Frequently Asked Questions
Thomas Quinn
2019-03-23
Warnings against improper use
- plGrid, plGridMulti, plMonteCarlo, plNested: For a high-throughput classification pipeline, if you supply an \(x\) number of top features to the
top
argument greater than the number of total number of features available in a training set, exprso will automatically use all features instead.

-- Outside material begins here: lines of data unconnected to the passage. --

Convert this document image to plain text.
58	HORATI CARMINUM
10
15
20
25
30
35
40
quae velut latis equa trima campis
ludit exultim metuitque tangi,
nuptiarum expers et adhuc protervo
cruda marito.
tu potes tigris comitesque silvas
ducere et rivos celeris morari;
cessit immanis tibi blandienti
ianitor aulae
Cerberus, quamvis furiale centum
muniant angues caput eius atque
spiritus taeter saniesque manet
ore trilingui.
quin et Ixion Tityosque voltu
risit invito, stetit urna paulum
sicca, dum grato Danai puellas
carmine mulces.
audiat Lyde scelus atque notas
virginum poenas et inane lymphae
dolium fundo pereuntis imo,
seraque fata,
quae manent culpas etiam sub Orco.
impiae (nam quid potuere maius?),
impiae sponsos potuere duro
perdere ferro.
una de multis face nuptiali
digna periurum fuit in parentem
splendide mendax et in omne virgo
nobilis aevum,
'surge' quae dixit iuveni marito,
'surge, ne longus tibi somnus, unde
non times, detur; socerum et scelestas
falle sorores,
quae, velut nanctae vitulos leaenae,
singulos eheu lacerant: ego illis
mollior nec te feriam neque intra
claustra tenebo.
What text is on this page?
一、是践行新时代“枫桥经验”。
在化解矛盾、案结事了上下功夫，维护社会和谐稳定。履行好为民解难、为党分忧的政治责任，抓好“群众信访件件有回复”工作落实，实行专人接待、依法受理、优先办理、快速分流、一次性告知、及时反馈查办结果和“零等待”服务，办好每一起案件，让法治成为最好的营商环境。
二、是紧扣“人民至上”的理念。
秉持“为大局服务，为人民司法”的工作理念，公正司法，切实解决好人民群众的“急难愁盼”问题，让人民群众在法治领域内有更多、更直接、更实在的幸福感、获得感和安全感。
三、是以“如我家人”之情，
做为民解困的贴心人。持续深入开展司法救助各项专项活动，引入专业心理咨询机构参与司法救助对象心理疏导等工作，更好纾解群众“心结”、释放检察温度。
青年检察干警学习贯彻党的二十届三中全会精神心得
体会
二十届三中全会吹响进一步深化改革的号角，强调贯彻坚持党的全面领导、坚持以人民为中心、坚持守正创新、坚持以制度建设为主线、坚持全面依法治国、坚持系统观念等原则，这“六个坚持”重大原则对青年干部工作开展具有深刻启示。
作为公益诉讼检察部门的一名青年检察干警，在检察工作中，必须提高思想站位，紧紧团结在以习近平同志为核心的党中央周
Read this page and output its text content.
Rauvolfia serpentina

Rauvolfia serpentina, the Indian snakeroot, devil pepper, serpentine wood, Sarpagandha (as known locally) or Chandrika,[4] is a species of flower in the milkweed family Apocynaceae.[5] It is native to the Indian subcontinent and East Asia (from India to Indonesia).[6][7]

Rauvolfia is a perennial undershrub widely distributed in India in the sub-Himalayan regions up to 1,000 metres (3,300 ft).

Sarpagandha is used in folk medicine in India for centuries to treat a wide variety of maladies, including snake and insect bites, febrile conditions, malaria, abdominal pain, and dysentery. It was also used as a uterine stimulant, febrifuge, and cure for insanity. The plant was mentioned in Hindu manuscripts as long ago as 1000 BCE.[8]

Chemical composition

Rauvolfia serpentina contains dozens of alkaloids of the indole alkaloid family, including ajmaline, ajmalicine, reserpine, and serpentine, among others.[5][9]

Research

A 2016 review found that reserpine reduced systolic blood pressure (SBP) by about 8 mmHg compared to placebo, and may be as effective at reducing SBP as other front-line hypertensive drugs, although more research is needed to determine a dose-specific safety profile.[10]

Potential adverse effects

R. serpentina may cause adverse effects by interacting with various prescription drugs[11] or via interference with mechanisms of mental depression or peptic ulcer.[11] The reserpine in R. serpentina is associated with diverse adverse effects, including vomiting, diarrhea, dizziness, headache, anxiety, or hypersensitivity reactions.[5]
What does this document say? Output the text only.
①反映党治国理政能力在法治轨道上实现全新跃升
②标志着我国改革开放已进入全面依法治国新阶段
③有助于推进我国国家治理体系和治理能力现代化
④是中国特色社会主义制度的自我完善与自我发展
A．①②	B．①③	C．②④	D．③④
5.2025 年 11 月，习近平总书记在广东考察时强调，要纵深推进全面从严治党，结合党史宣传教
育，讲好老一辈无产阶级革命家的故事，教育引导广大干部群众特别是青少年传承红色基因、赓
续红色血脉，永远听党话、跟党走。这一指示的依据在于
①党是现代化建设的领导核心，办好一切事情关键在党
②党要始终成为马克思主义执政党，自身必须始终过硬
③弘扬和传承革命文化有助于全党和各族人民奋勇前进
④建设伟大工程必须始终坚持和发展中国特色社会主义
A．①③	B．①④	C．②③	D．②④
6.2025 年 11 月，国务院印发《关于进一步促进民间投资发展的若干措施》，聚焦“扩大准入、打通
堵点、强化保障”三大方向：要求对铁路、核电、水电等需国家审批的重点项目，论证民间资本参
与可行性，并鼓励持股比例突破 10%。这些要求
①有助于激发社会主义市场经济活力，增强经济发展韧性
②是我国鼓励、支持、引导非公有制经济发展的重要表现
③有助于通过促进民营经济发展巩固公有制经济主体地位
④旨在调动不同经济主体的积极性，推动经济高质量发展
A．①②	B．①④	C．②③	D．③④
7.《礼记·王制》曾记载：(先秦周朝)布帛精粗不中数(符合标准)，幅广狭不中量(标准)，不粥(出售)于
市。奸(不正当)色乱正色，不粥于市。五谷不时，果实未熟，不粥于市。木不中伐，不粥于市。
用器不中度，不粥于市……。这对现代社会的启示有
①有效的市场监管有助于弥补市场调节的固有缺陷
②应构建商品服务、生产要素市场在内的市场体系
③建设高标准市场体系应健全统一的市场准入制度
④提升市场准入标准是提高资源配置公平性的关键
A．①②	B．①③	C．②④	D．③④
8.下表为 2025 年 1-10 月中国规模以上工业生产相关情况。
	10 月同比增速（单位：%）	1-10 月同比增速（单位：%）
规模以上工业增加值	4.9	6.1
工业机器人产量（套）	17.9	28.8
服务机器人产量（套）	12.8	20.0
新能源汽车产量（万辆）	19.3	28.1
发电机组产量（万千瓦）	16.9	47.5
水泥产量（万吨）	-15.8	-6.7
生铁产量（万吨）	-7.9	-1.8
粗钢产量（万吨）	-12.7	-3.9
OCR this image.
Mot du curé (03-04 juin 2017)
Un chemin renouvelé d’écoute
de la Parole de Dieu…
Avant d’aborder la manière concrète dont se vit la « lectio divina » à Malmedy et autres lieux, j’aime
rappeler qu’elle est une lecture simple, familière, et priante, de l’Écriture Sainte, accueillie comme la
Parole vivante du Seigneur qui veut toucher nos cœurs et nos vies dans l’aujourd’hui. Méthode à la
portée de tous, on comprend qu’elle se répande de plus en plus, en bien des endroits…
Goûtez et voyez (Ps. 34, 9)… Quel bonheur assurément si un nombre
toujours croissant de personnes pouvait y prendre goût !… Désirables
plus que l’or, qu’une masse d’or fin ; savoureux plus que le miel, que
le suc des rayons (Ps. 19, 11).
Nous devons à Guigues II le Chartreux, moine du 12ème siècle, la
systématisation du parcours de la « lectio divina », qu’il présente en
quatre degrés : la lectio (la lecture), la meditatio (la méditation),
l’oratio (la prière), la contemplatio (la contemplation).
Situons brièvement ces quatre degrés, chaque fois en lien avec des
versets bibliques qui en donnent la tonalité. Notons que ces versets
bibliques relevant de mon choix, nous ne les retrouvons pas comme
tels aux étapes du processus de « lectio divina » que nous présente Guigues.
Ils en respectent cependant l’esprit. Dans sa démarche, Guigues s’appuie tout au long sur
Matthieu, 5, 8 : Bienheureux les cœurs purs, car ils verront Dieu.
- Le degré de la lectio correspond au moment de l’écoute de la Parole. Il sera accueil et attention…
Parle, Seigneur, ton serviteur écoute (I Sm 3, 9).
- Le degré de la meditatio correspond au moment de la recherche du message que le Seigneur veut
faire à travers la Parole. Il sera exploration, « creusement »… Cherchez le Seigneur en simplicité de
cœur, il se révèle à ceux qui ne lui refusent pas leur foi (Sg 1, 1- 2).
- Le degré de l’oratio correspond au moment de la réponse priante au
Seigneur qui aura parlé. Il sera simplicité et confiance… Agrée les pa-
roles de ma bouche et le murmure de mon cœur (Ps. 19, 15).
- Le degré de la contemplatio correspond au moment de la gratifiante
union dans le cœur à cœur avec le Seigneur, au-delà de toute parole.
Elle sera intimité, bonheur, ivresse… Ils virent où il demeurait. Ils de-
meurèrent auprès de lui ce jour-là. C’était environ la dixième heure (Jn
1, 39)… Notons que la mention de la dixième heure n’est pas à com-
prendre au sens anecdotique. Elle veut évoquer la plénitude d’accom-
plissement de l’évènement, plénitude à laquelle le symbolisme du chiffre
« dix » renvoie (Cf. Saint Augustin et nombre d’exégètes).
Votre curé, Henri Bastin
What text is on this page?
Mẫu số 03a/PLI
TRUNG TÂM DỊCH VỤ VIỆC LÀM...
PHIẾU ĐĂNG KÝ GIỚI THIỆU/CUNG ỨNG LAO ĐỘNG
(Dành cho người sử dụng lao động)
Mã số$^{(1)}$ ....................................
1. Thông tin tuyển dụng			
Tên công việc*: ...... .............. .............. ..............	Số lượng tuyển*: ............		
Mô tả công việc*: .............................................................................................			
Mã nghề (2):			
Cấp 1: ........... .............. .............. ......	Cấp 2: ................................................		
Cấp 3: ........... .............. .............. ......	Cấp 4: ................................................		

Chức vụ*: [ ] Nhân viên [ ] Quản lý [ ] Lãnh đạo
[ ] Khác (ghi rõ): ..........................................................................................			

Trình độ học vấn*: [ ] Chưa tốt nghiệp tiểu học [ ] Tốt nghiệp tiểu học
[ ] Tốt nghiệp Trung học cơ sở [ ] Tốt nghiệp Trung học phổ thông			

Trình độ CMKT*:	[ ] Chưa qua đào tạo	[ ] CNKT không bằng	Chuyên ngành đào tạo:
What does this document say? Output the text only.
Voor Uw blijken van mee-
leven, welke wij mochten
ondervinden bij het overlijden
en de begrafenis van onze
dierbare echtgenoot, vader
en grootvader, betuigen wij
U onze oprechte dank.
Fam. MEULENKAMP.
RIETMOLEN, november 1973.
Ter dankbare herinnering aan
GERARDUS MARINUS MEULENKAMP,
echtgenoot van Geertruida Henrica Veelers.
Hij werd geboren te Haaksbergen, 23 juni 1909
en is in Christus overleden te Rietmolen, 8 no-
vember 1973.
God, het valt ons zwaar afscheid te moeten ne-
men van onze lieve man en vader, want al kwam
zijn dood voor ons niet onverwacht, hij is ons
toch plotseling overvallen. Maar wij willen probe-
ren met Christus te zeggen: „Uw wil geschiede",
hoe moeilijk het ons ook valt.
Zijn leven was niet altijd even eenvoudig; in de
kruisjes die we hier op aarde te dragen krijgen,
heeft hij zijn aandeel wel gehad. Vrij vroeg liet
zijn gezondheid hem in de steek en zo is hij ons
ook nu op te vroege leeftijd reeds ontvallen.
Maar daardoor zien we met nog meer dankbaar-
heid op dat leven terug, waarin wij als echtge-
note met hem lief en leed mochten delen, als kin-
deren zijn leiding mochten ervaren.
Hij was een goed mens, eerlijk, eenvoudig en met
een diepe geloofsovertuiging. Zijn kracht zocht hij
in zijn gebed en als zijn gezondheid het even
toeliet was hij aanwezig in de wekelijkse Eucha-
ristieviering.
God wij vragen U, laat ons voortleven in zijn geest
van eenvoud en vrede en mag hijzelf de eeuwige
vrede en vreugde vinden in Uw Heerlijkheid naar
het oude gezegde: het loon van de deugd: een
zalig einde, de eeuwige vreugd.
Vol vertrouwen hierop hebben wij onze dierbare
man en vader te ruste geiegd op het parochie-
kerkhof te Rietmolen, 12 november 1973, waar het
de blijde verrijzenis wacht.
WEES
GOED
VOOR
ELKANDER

- pipeFilter, buildEnsemble: For an
ExprsPipeline
model extraction, if you supply an \(x\) number of top models to the top
argument greater than the total number of models available in a filtered cut of models, exprso will automatically use all models instead. If you are concerned about this default behavior, call pipeFilter
first, then call buildEnsemble
on the pipeFilter
results after inspecting them manually.
- plCV: This function calculates a simple metric of cross-validation during high-throughput classification. When the function receives data that have already undergone feature selection,
plCV
provides an overly-optimistic metric of classifier performance that should never get published. However, the results of plCV
do have relative validity, so it is fine to use them to choose parameters.
- splitSample: The
splitSample
method builds the training and validation sets by randomly sampling all subjects in an ExprsArray
object. However, splitSample
is not truly random; it iteratively samples until at least one of every class appears in the test set. This rule makes it easier to run analyses and interpret results, but requires caution when articulating in a report how you chose the test set.
Known issues
- fsMrmre: This feature selection method will crash with too many (> 46340) features.
- buildDNN: This classification method will exhaust RAM unless you manually clear old models.
- buildRF: This classification method will crash sometimes when working with very small or unbalanced datasets within a large high-throughput classification pipeline.